In this section, we’ll improve our previous visualization - ‘Aggregate Booking demand of hotels from 2015 to 2016’ using the ggplot2 package in R.

Process

We’ll start by loading the necessary packages and using the base code from the original line plot.

library(dplyr)
library(lubridate)
library(ggplot2)
library(ggthemes)
library(gganimate)
# Aggregate data by year and month
hotel_data_agg <- hotel_subset %>% 
  group_by(year = year(arrival_date), month = month(arrival_date)) %>% 
  summarize(bookings = n())

# Plot the line graph and create animation frames
p <- ggplot(hotel_data_agg, aes(x = month, y = bookings)) +
  geom_line() +
  geom_point(color = "red", size = 5) +
  xlab("Months \nYear- 2015 to 2016") +
  ylab("Number of Bookings") +
  ggtitle("Number of Bookings over Time") +
  transition_reveal(month) +
  theme_economist() 

In the code above, we create a line graph with ggplot2, where the x-axis represents the month and the y-axis represents the number of bookings. We also use the geom_line() function to draw the line, geom_point() to add the red points representing the bookings, and ggtitle() to add a title to the graph. We then add an animation to the graph using gganimate’s transition_reveal() function, which creates a smooth transition between frames, and apply a modern theme with theme_economist() from ggthemes package.

Render animation as a GIF

We can now render the graph as a GIF to see the booking demand over time.

library(gganimate)
animate(p, nframes = 50, fps = 10, renderer = gifski_renderer())

The animated graph aggregate moving trend in booking demand from January 2015 to August 2016. The number of bookings peaked in May and then again around September.

home

Improvement of Visual Appeal of the Report

The visual appeal of a report plays a crucial role in engaging readers and communicating insights effectively.

We used the prettydoc R package to enhance the visual appeal of our report. With the YAML header output: prettydoc::html_pretty, we selected the cayman theme, which has a modern and sleek design. Additionally, we specified the highlight style to be github, which adds syntax highlighting to our code chunks. These small changes have a big impact on the readability and aesthetics of the final report.

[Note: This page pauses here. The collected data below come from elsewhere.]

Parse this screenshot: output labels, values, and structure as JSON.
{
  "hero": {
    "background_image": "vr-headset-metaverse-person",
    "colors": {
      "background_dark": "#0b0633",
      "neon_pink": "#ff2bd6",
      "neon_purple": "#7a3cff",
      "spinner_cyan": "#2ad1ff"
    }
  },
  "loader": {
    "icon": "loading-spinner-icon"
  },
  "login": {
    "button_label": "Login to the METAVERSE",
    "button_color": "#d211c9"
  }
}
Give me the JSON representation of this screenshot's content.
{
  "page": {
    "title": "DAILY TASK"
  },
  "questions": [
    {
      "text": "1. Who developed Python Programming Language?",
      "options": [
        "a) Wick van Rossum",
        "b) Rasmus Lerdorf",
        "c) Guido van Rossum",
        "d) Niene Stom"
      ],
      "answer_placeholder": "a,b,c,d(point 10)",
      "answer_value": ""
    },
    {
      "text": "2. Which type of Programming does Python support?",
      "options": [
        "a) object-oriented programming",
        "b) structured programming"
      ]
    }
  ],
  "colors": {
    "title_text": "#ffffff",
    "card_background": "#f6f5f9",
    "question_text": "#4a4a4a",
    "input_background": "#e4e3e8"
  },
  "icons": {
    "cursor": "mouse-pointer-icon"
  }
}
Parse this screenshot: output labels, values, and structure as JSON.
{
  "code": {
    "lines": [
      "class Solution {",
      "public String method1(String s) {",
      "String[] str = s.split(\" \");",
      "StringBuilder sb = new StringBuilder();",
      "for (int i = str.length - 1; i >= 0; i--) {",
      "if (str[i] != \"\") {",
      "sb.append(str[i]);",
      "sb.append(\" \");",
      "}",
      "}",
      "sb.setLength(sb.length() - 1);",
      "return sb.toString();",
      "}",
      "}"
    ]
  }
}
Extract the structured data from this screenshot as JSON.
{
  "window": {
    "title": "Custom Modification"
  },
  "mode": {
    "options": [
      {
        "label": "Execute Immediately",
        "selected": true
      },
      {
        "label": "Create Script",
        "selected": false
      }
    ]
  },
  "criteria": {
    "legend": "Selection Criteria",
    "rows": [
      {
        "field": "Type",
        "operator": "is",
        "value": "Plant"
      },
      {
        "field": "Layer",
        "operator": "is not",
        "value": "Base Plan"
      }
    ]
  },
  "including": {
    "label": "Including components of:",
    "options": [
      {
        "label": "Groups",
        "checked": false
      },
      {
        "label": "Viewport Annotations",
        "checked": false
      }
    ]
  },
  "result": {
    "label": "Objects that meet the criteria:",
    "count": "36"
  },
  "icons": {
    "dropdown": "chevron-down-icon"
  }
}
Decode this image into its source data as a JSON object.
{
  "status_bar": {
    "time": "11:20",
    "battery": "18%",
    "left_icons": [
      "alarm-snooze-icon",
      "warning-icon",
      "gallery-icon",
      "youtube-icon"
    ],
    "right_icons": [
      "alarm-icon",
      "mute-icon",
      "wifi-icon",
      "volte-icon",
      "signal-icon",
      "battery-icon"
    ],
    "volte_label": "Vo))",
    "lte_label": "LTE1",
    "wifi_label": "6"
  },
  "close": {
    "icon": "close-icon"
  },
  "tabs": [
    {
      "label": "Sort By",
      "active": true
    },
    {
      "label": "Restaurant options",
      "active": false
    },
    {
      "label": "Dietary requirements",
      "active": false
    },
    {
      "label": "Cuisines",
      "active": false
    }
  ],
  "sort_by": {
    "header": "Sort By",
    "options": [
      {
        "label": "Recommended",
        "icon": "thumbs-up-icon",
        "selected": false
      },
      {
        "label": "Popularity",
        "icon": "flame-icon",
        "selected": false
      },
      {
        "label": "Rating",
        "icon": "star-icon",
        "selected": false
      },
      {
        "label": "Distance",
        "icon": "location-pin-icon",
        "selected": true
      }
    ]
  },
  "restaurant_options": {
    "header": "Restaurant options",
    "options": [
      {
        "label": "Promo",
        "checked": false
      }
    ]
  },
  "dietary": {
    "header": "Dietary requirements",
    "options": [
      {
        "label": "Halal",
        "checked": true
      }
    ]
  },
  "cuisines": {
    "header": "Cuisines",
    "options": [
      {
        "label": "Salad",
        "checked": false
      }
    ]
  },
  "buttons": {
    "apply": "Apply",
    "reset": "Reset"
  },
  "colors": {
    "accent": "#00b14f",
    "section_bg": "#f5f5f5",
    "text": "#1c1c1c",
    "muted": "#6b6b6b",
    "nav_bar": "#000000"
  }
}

#title: "Analysis of Hotel Booking Demand"
#author: "Samuel Devdas & RituRaj Singh"
#date: ""
#output:
  #prettydoc::html_pretty:
    #theme: cayman
    #highlight: github

#warning: FALSE

The warning: FALSE line in the YAML header of the R Markdown document is used to suppress the display of warning messages during the knitting of the document. This can be useful in cases where warnings are not relevant to the analysis being presented or when warnings clutter the output and make it more difficult to read.

12. Conclusion

In conclusion, we have identified several patterns in the data that can be used to inform decision-making by hotel owners and managers.

Our analysis revealed that there is a positive correlation between adr and the number of children, as well as a positive correlation between previous bookings not cancelled and being a repeat guest. On the other hand, there is a negative correlation between the number of special guests and the likelihood of cancellation.

We also found that there is a seasonal pattern in booking demand, with a peak in October and a decline in December. Furthermore, the lead times for bookings are generally short, with the majority of bookings made within 30 days of arrival.

In terms of hotel type, our analysis showed that the average daily rate for city hotels is higher than that of resort hotels, and this difference was found to be statistically significant. Finally, we found that the number of children is a significant predictor of adr.

Based on these findings, we recommend that hotel owners and managers consider the impact of the number of children on adr when setting prices. They should also pay close attention to seasonal patterns in booking demand and adjust their pricing and marketing strategies accordingly. Additionally, hotel owners and managers should focus on minimizing cancellations by offering incentives for repeat bookings and ensuring excellent customer service.

Overall, this analysis demonstrates the value of data-driven decision-making in the hotel industry and provides actionable insights that can be applied to improve revenue and customer satisfaction.